- Born: August 29, 1945 (age 80) Vienna, Austria
- Education: University of Vienna
- Occupations: Academic, pioneer, business executive
- Known for: Pioneer in the domain of supply chain management

= Wolfgang Partsch =

Austrian academic and pioneer in supply chain management

Wolfgang Partsch (born August 29, 1945) is an Austrian academic and business leader that is a pioneer in the domain of supply chain management (SCM). As an author of various standard works he gained wide international recognition.

== Education ==
Wolfgang Partsch was awarded PhD in physics in 1970 by the University of Vienna with a thesis on the exploration of natural resources.

== Career ==
In 1979, the German monthly business magazine “Manager Magazin” published an article where Partsch described a supply chain concept explaining that efficiency could be achieved considering the interdependency among all areas of a company. Subsequently, he joined Booz Allen & Hamilton and was part of the team that, led by Keith Oliver, developed the first official Supply Chain concept and coined the term. By that time, Partsch was the leading manager in a Supply Chain implementation project for Landis+Gyr in Switzerland. The results of this project were published in Germany's leading economic magazine “WirtschaftsWoche", being the first time that an implemented project case under the term “Supply Chain Management” appeared in print in a newspaper as has been recognized by the CSCMP.
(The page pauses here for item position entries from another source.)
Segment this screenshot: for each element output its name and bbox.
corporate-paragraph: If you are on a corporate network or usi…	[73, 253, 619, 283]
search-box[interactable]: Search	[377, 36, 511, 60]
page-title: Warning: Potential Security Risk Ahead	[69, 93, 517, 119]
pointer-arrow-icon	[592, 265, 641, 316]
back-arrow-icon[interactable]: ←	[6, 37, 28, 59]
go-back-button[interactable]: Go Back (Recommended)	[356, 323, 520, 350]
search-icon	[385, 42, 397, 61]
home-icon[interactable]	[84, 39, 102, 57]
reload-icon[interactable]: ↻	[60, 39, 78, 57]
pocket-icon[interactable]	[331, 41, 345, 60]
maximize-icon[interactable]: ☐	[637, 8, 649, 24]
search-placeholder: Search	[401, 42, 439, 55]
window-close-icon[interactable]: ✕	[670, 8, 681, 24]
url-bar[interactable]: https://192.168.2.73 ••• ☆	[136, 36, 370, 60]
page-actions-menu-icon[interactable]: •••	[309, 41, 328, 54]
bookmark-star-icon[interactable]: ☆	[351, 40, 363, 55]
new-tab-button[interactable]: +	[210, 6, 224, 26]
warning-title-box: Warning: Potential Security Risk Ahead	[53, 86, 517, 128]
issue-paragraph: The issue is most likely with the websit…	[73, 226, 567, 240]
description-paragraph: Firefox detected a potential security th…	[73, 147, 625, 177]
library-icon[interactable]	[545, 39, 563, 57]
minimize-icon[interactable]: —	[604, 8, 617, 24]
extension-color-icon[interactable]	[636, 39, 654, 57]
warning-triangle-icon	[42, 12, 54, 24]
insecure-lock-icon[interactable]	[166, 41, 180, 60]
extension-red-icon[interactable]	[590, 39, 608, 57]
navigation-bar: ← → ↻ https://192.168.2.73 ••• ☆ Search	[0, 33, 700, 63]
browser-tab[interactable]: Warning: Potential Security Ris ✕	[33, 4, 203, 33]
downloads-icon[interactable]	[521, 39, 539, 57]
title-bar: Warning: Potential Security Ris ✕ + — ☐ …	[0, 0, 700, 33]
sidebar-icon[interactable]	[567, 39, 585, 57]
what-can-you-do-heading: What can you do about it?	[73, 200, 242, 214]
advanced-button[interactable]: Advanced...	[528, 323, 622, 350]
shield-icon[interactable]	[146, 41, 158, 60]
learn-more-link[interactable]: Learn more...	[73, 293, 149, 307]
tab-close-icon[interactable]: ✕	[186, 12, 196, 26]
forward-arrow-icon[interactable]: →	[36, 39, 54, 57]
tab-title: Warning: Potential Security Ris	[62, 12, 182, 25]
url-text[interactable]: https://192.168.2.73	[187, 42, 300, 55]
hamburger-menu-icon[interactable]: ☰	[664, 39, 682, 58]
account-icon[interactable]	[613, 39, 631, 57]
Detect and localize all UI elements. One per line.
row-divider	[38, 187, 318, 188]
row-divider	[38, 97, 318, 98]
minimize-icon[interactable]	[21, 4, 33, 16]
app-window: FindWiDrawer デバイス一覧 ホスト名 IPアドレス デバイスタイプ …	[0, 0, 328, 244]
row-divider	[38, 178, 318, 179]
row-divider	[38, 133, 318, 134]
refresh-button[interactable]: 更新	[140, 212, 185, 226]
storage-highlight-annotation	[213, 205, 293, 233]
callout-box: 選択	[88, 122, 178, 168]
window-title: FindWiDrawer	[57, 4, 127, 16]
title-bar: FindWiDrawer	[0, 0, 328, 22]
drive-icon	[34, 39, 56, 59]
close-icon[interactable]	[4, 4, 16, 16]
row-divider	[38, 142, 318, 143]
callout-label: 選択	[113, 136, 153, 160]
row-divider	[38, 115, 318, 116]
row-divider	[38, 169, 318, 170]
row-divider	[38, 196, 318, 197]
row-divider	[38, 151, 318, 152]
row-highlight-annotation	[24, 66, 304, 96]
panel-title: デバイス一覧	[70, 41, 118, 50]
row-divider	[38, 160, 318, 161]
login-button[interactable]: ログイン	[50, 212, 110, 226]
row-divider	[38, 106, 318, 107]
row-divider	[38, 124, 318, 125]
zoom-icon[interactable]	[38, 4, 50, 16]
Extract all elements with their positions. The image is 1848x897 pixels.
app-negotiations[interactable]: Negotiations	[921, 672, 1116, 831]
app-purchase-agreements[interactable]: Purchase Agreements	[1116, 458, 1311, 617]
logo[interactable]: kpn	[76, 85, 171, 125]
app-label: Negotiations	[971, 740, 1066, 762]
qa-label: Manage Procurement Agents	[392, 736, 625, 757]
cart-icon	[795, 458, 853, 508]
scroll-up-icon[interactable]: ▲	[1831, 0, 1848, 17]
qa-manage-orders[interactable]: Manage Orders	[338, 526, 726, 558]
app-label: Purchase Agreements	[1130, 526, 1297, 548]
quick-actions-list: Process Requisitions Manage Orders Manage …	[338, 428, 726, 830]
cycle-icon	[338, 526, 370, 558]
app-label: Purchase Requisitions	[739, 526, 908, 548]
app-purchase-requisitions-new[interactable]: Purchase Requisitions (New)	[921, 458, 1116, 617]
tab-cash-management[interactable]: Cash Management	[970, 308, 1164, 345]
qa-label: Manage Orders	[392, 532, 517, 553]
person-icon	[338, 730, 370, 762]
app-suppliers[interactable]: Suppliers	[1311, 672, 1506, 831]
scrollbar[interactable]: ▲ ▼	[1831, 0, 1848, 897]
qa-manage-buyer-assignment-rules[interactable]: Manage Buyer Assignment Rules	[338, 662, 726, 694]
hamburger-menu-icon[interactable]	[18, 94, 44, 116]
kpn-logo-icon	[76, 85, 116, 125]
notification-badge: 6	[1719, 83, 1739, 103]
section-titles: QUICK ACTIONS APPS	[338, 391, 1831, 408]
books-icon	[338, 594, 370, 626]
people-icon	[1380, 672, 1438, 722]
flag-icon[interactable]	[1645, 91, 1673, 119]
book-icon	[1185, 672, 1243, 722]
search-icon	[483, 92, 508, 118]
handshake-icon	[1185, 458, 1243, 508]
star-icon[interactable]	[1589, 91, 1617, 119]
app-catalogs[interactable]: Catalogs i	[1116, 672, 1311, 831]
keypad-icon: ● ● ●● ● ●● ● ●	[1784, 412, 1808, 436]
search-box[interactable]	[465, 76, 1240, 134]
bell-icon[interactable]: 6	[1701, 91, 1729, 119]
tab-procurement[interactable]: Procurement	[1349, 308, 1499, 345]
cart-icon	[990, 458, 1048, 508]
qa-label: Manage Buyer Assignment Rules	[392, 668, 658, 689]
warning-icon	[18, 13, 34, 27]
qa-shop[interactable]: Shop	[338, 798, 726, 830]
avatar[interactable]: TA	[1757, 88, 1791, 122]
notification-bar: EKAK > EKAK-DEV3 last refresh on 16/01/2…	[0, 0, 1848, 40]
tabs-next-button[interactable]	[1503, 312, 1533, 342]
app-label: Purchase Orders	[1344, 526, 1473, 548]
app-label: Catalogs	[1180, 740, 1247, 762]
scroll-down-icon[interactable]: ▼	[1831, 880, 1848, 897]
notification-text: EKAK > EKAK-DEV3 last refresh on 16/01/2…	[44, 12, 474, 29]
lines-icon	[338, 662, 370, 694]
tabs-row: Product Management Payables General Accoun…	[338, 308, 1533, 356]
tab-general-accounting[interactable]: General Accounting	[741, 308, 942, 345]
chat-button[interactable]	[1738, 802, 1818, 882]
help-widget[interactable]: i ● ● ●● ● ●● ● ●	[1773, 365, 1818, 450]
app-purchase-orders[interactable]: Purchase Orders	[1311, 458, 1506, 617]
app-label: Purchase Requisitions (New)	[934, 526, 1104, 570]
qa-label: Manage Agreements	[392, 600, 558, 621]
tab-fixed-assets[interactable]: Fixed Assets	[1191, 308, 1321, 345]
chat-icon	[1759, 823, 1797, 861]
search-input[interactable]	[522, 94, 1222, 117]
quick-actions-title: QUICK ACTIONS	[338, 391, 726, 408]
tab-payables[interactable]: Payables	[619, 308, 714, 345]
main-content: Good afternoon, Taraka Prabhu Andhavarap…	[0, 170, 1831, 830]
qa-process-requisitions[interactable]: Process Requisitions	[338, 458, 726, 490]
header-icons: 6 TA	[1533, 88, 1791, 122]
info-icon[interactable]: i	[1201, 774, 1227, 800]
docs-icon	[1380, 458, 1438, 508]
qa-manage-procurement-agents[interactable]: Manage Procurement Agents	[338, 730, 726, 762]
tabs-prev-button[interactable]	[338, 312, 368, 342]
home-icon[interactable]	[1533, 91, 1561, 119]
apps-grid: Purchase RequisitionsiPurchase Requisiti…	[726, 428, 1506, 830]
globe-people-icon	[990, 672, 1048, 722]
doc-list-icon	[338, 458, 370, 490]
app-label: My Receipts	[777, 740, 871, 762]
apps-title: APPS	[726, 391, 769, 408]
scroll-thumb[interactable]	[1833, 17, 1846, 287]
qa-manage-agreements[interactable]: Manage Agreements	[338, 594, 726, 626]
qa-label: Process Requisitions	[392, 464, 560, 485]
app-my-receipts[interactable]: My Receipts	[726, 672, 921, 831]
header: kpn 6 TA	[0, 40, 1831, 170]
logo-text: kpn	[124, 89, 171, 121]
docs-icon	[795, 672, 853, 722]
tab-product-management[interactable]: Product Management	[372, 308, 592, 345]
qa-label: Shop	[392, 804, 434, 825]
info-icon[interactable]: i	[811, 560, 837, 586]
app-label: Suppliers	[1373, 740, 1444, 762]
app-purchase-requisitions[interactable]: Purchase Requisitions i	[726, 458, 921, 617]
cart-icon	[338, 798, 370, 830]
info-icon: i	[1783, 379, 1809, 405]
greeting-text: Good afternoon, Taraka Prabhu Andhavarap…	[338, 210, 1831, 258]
In 1983 he founded the first company worldwide specialized in SCM. In the following years he has held various consulting roles for international companies like Volkswagen, Aventis, Nestle and Coca-Cola.

During the 80s and 90s he became a person of reference in the Supply Chain Management arena mainly in German speaking countries. From 1995 to 1999 he led the Supply Chain Consulting practice of Ernst & Young as Chairman of the Global Supply Chain Network.

Since 2000 he has been active as a senior executive and trusted advisor for the boards of global industrial and trading companies. His experience is also used by some Supply Chain Consulting firms including mSE Solutions.